D. Cryptography (OWASP A02)
- Insecure algorithms: MD5, SHA-1, DES, RC4, ECB mode
- Non-cryptographic RNG for security values:
Math.random(), random.random(), rand()
- Hardcoded encryption keys or IVs
- IV/nonce reuse
- Missing HMAC verification before decryption
- Disabled certificate validation
E. Data Exposure (OWASP A04)
- Sensitive data in logs (passwords, tokens, PII, credit cards)
- Stack traces or internal errors exposed to users
- Verbose error messages that reveal system internals
- API responses returning more data than needed (over-fetching)
- Sensitive data in URL query parameters (gets logged in access logs)
- Missing
Cache-Control: no-store for sensitive responses
F. Configuration
- Debug mode enabled in production configs
- CORS wildcard (
*) on authenticated endpoints
- Missing security headers (CSP, HSTS, X-Frame-Options)

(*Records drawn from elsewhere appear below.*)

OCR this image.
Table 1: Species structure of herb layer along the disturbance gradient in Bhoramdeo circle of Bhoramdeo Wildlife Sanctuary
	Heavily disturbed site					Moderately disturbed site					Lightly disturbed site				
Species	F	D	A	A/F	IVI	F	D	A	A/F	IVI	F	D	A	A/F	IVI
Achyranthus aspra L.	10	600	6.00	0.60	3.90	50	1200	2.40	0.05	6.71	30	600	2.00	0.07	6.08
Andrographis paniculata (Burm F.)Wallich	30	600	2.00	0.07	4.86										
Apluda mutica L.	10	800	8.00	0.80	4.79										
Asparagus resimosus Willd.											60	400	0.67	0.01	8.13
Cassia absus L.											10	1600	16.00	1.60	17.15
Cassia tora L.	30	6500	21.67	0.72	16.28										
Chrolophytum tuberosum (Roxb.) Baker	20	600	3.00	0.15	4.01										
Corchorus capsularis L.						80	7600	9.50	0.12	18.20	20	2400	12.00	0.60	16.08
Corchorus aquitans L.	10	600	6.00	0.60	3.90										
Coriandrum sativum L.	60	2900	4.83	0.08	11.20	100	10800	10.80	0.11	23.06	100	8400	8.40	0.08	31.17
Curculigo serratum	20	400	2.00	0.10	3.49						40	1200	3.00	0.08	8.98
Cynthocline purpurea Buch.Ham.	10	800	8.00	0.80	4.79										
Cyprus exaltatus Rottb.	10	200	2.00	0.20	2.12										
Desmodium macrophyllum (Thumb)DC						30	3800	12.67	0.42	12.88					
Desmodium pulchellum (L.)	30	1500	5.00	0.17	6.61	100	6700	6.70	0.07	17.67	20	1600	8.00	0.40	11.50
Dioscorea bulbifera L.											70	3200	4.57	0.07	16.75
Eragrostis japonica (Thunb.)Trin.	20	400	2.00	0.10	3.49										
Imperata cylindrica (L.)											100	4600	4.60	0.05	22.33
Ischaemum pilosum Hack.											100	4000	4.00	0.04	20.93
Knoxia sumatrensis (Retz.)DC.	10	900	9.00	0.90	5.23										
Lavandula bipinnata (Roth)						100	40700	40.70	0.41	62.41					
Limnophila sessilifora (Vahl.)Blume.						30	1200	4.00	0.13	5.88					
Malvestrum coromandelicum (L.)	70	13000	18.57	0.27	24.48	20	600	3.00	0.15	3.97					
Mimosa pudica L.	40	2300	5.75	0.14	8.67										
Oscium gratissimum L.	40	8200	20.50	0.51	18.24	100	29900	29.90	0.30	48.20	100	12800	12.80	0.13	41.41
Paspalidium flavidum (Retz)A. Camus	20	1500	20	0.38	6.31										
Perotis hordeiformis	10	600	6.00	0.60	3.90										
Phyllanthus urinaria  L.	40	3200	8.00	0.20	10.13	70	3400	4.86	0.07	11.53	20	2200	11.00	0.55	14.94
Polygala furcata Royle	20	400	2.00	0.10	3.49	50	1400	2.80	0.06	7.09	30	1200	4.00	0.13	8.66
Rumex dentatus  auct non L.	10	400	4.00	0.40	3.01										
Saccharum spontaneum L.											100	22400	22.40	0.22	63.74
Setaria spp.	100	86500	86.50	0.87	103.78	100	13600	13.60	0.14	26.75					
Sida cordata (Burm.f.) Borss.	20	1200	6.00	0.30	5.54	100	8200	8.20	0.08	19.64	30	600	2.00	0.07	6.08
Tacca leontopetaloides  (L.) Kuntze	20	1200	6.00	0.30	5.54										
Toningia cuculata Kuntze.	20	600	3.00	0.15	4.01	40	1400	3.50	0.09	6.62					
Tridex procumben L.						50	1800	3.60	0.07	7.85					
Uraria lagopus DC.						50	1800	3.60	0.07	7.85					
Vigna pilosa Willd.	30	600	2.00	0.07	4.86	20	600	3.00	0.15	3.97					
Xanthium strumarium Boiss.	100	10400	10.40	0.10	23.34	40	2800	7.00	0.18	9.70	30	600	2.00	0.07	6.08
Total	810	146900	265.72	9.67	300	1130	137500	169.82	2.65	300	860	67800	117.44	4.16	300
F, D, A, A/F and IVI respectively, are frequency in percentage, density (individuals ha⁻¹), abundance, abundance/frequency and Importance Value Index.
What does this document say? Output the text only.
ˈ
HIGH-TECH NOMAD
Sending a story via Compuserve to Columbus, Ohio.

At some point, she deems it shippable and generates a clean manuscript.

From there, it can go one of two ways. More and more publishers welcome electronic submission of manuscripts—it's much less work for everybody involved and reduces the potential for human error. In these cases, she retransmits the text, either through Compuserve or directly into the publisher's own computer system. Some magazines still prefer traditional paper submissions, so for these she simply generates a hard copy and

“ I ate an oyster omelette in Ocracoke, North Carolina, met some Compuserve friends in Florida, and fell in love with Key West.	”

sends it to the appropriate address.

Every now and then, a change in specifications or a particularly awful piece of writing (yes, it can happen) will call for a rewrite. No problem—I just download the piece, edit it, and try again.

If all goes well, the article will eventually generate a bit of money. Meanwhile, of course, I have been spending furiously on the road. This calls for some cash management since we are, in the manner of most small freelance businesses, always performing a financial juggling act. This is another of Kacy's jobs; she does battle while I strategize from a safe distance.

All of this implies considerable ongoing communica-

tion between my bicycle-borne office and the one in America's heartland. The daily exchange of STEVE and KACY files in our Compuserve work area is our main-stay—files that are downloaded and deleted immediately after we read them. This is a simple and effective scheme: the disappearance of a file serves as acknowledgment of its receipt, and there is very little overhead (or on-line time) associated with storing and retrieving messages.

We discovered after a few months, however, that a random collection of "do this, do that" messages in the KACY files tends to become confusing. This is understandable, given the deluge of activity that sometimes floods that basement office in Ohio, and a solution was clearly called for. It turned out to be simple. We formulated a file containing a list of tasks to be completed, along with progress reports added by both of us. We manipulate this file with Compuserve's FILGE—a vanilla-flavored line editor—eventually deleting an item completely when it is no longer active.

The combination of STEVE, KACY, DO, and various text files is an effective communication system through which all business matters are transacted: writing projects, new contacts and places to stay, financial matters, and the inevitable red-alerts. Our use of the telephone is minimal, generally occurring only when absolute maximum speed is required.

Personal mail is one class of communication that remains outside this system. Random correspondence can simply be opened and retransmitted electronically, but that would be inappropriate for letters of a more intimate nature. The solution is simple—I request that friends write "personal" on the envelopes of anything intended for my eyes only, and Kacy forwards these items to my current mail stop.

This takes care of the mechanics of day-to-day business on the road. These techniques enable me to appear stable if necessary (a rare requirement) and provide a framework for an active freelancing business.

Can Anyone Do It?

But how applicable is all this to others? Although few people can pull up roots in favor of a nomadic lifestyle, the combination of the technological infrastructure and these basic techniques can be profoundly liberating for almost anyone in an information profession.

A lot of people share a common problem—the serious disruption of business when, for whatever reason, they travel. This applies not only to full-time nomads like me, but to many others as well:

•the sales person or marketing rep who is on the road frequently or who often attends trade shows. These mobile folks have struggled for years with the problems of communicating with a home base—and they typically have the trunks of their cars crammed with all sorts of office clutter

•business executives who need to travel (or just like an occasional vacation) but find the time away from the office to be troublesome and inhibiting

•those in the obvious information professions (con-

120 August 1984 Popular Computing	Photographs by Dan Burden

- Default credentials in config files
- Secrets in environment variable defaults or config templates
TODO/FIXME/HACK comments around security-sensitive code
G. Deserialization & Data Parsing
- Unsafe deserialization:
pickle.loads(), yaml.load() (not safe_load), Java ObjectInputStream, PHP unserialize() with untrusted input
- XML parsing without disabling external entities (XXE)
- JSON parsing of very large payloads without size limits
H. Race Conditions & Concurrency
- Time-of-check to time-of-use (TOCTOU) in file operations
- Double-spend or duplicate action possibilities without locking
- Non-atomic check-then-act patterns in auth or payment flows
Step 4: Report Findings
Structure your review as:
## Security Review
### Summary
One-line summary. Overall risk: Low / Medium / High / Critical.
### Findings
#### [SEV: Critical/High/Medium/Low] Finding title
- **File:** path/to/file:line_number
- **Category:** Injection / Auth / Authz / Crypto / Data Exposure / Config
- **Issue:** What's wrong
- **Risk:** What an attacker could do with this
- **Fix:**
// concrete code fix or approach
### No Issues Found In
- List areas you checked that looked good (so the user knows you checked them)
Rules
- Only report actual security issues — not style, performance, or general code quality
- Verify every finding by reading the surrounding code for context — don't report based on grep matches alone
- A function called
escape() might already be handling the sanitization you're worried about
- Rate severity honestly. Not everything is critical. A reflected XSS in an admin-only tool is different from one on a public login page.
- If something looks risky but you can't confirm it's exploitable, flag it as "needs manual review" rather than a confirmed vulnerability
- Provide concrete fixes, not just "sanitize this"
- If the code handles the vulnerability correctly, say so — it builds trust in the review
- Keep the review focused and actionable. 5 real findings are worth more than 30 theoretical ones.